De l’explosion de la gauche agenaise
Ce n’est donc pas une, ni deux mais bien trois listes qui représenteront la gauche à Agen pour les élections du mois prochain. Je ne pense pas trop m’avancer en disant que c’est inédit pour notre commune. Les élections municipales agenaises ont pourtant connu bien des configurations : deux listes à droite pour deux à gauche ou encore, comme ce fût le cas il y a 6 ans, une droite et deux à gauche. Mais trois listes se lançant pour représenter le même courant politique à Agen, c’est une première qui en dit long sur l’état de décomposition que connaît la gauche.

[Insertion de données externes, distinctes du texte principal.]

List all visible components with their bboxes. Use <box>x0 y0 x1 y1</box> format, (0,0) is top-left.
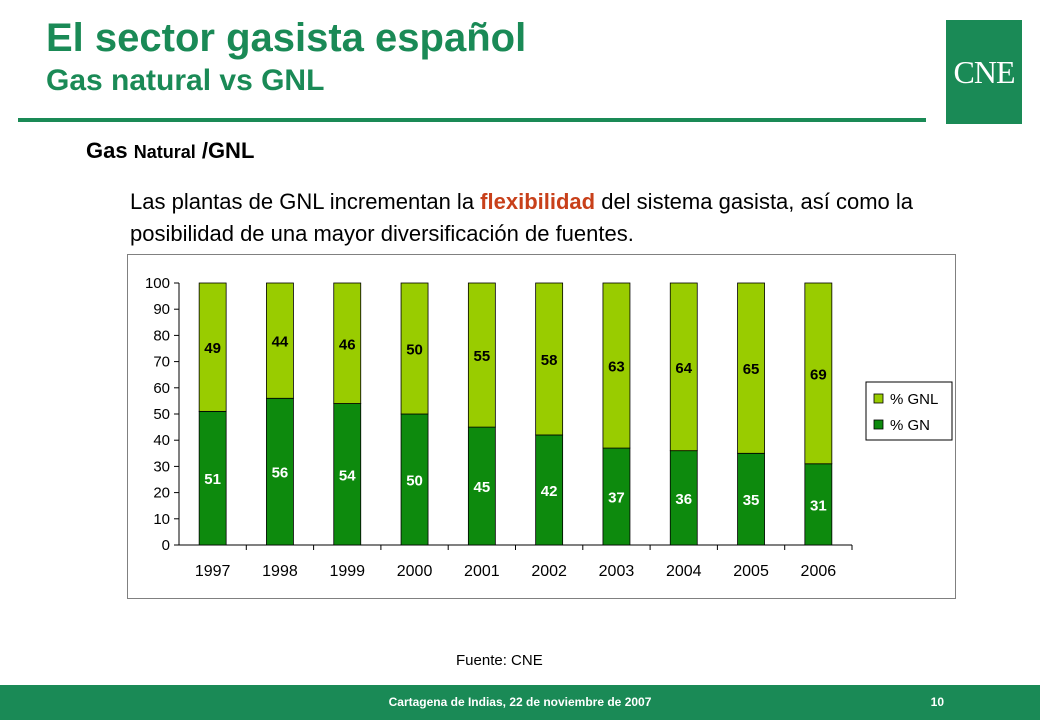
section-heading: Gas Natural /GNL <box>86 138 254 164</box>
bar-gnl <box>467 282 496 428</box>
data-label-gnl: 63 <box>608 359 625 376</box>
bar-gn <box>198 410 227 546</box>
footer-bar: Cartagena de Indias, 22 de noviembre de … <box>0 685 1040 720</box>
x-tick-label: 1999 <box>329 563 365 580</box>
bar-gnl <box>198 282 227 412</box>
x-tick-label: 2003 <box>599 563 635 580</box>
legend-swatch-gn <box>873 419 884 430</box>
data-label-gn: 54 <box>339 467 356 484</box>
stacked-bar-chart: 0 10 20 30 40 50 60 70 80 90 100 51 49 1997 56 44 1998 54… <box>145 275 953 580</box>
data-label-gn: 50 <box>406 473 423 490</box>
data-label-gn: 36 <box>675 491 692 508</box>
x-tick-label: 2000 <box>397 563 433 580</box>
bar-gn <box>535 434 564 546</box>
data-label-gn: 31 <box>810 497 827 514</box>
bar-gn <box>467 426 496 546</box>
body-paragraph: Las plantas de GNL incrementan la flexib… <box>130 186 970 250</box>
bar-gnl <box>535 282 564 436</box>
legend-swatch-gnl <box>873 393 884 404</box>
logo-text: CNE <box>953 53 1016 90</box>
x-tick-label: 2005 <box>733 563 769 580</box>
data-label-gn: 42 <box>541 483 558 500</box>
cne-logo: CNE <box>946 20 1022 124</box>
y-tick-label: 100 <box>145 275 170 292</box>
bar-gnl <box>669 282 698 452</box>
bar-gn <box>669 450 698 546</box>
section-heading-part2: Natural <box>133 142 196 162</box>
bar-gn <box>333 403 362 546</box>
y-tick-label: 0 <box>162 537 170 554</box>
legend-label-gnl: % GNL <box>890 391 938 408</box>
bar-gn <box>602 447 631 546</box>
bar-gnl <box>400 282 429 415</box>
bar-gnl <box>737 282 765 454</box>
data-label-gn: 37 <box>608 490 625 507</box>
y-tick-label: 90 <box>153 301 170 318</box>
body-text-start: Las plantas de GNL incrementan la <box>130 189 481 214</box>
y-tick-label: 10 <box>153 511 170 528</box>
x-tick-label: 2001 <box>464 563 500 580</box>
title-divider <box>18 118 926 122</box>
data-label-gnl: 64 <box>675 360 692 377</box>
footer-text: Cartagena de Indias, 22 de noviembre de … <box>388 695 652 709</box>
data-label-gnl: 44 <box>272 334 289 351</box>
data-label-gnl: 55 <box>474 348 491 365</box>
data-label-gnl: 50 <box>406 342 423 359</box>
bar-gnl <box>602 282 631 449</box>
section-heading-part3: /GNL <box>195 138 255 163</box>
data-label-gnl: 46 <box>339 336 356 353</box>
data-label-gn: 35 <box>743 492 760 509</box>
legend-label-gn: % GN <box>890 417 930 434</box>
page-number: 10 <box>930 695 944 709</box>
bar-gn <box>400 413 429 546</box>
data-label-gn: 56 <box>272 465 289 482</box>
x-tick-label: 1997 <box>195 563 231 580</box>
data-label-gn: 51 <box>204 471 221 488</box>
y-tick-label: 20 <box>153 485 170 502</box>
legend-box <box>865 381 953 441</box>
body-text-highlight: flexibilidad <box>480 189 596 214</box>
y-tick-label: 80 <box>153 327 170 344</box>
x-tick-label: 1998 <box>262 563 298 580</box>
y-tick-label: 60 <box>153 380 170 397</box>
data-label-gnl: 58 <box>541 352 558 369</box>
x-tick-label: 2006 <box>801 563 837 580</box>
chart-container: 0 10 20 30 40 50 60 70 80 90 100 51 49 1997 56 44 1998 54… <box>127 254 956 599</box>
section-heading-part1: Gas <box>86 138 134 163</box>
bar-gn <box>737 452 765 546</box>
body-text-end: del sistema gasista, así como la posibil… <box>130 189 914 246</box>
x-tick-label: 2004 <box>666 563 702 580</box>
y-tick-label: 30 <box>153 458 170 475</box>
bar-gnl <box>333 282 362 404</box>
data-label-gnl: 69 <box>810 366 827 383</box>
bar-gnl <box>804 282 833 465</box>
y-tick-label: 50 <box>153 406 170 423</box>
data-label-gnl: 49 <box>204 340 221 357</box>
slide-title: El sector gasista español <box>46 16 527 60</box>
y-tick-label: 40 <box>153 432 170 449</box>
data-label-gn: 45 <box>474 479 491 496</box>
bar-gnl <box>266 282 294 399</box>
source-note: Fuente: CNE <box>456 652 543 669</box>
slide-subtitle: Gas natural vs GNL <box>46 64 325 97</box>
data-label-gnl: 65 <box>743 361 760 378</box>
y-tick-label: 70 <box>153 354 170 371</box>
x-tick-label: 2002 <box>531 563 567 580</box>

Le candidat « officiel » PS
Ce n’est pas trahir un secret que de dire qu’il souffre d’un déficit de notoriété, ce que lui-même reconnaît, et d’une légitimité fragile (élu aux primaires socialistes par 41 des 70 votants). Malgré ces chiffres faméliques et suite à cette courte « victoire », il n’a pas jugé utile de rassembler la famille PS en faisant une place à Patricia Henry, qui a pourtant une réelle expérience politique et incarne le courant majoritaire du parti socialiste. Il n’hésitera par contre pas à faire la place sur sa liste à 9 communistes (rien que ça) qui veulent bien en être, mais à condition de pouvoir continuer à tirer à boulets rouges sur François Hollande et son gouvernement pendant la campagne électorale (j’ose à peine imaginer l’ambiance qui doit peser lors de leurs réunions « d’équipe »).
Des verts qui eux ne seront pas représentés (problème de ressources humaines a priori) mais sont prêts à échanger leur logo contre le scalp de la LGV et l’enterrement de la technopole (ça fait cher le logo vert pâle).
La liste Front de Gauche : J.L Mélenchon l’avait promis, le Parti de gauche sera représenté dans toutes les communes de plus de 10 000 habitants. Agen n’échappe donc pas à la règle. Transformer en tribune, l’élection municipale est pour ce parti le moyen tout trouvé de continuer à se démarquer d’un gouvernement en espérant ainsi faire oublier qu’il a largement contribué à son installation…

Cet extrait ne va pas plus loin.